Toujours sous cette même loi, il peut (le CA), déléguer certains pouvoirs discrétionnaires à son Conseil exécutif CE (si le CA est composé de plus de sept (7) membres) ou à son directeur général (voir ici Chef de groupe).   Ce sont les seuls qui ont un pouvoir décisionnel.  Et encore faut-il que les décisions soient entérinées par le CA. Tous les autres comités sont obligatoirement consultatifs.

Par conséquent, seul le CA rédigera un procès-verbal (PV), car il est rédigé par un représentant de « l’autorité ». Les comités consultatifs, quant à eux, rédigeront un compte rendu (CR).  Il aura la même structure que le PV, mais contrairement à ce dernier, il ne nécessitera pas d’approbation lors d’une rencontre subséquente, car il ne détient pas le caractère officiel et décisif du PV.  Il est donc plus informatif que juridique. Cependant pour la pérennité de la corporation, il est fortement recommandé de consigner, par écrit,  les « minutes » de chaque rencontre de comité.

 

Et qu’en est-il de leur confidentialité ou de leur accessibilité?
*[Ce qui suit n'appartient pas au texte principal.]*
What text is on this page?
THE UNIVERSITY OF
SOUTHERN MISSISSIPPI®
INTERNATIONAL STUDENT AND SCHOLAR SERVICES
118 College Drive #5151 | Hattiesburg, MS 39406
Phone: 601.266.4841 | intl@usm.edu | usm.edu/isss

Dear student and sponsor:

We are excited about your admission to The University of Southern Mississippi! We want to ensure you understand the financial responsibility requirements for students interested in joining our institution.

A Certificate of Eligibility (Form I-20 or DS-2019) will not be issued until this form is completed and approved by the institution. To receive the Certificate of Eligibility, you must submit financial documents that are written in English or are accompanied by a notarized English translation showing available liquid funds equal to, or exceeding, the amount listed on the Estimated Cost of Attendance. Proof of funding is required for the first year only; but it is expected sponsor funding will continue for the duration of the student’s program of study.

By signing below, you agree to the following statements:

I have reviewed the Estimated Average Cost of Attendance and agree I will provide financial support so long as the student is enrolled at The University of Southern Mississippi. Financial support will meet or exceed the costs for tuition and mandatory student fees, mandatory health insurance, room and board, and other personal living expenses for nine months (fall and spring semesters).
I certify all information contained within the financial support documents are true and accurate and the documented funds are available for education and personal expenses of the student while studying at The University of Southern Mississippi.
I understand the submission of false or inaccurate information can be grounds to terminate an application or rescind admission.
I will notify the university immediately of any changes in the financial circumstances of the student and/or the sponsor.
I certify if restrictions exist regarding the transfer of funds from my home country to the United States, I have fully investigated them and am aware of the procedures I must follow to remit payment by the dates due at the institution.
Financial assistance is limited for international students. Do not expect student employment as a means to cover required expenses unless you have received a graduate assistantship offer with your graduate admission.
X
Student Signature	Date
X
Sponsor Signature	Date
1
Les procès-verbaux ne sont accessibles qu’à ceux qui ont assisté ou avaient le droit d’assister à une assemblée ou à une réunion. Par exemple, le procès-verbal d’une assemblée générale des membres est accessible à tous les membres.

Le procès-verbal d’une réunion du Conseil est accessible aux administrateurs en poste. Par ailleurs, les procès-verbaux (comptes rendus) de tout comité de gouvernance du Conseil (comité exécutif ou comité de gouvernance inclus) sont accessibles à la fois aux membres de ces comités (parce qu’ils avaient droit d’assister à la rencontre) et à tous les administrateurs (parce que les comités de gouvernance sont des créations du Conseil).

Ainsi, « les livres de comptabilité et les registres des procès-verbaux n’ont pas de caractère « public » et l’organisation n’est tenue de les montrer qu’aux personnes jouant un rôle dans son administration et ses opérations, c’est-à-dire aux administrateurs. Un membre de la corporation, ou même un de ses dirigeants, s’ils ne sont pas eux-mêmes des administrateurs, ne peuvent donc pas exiger de voir ces livres.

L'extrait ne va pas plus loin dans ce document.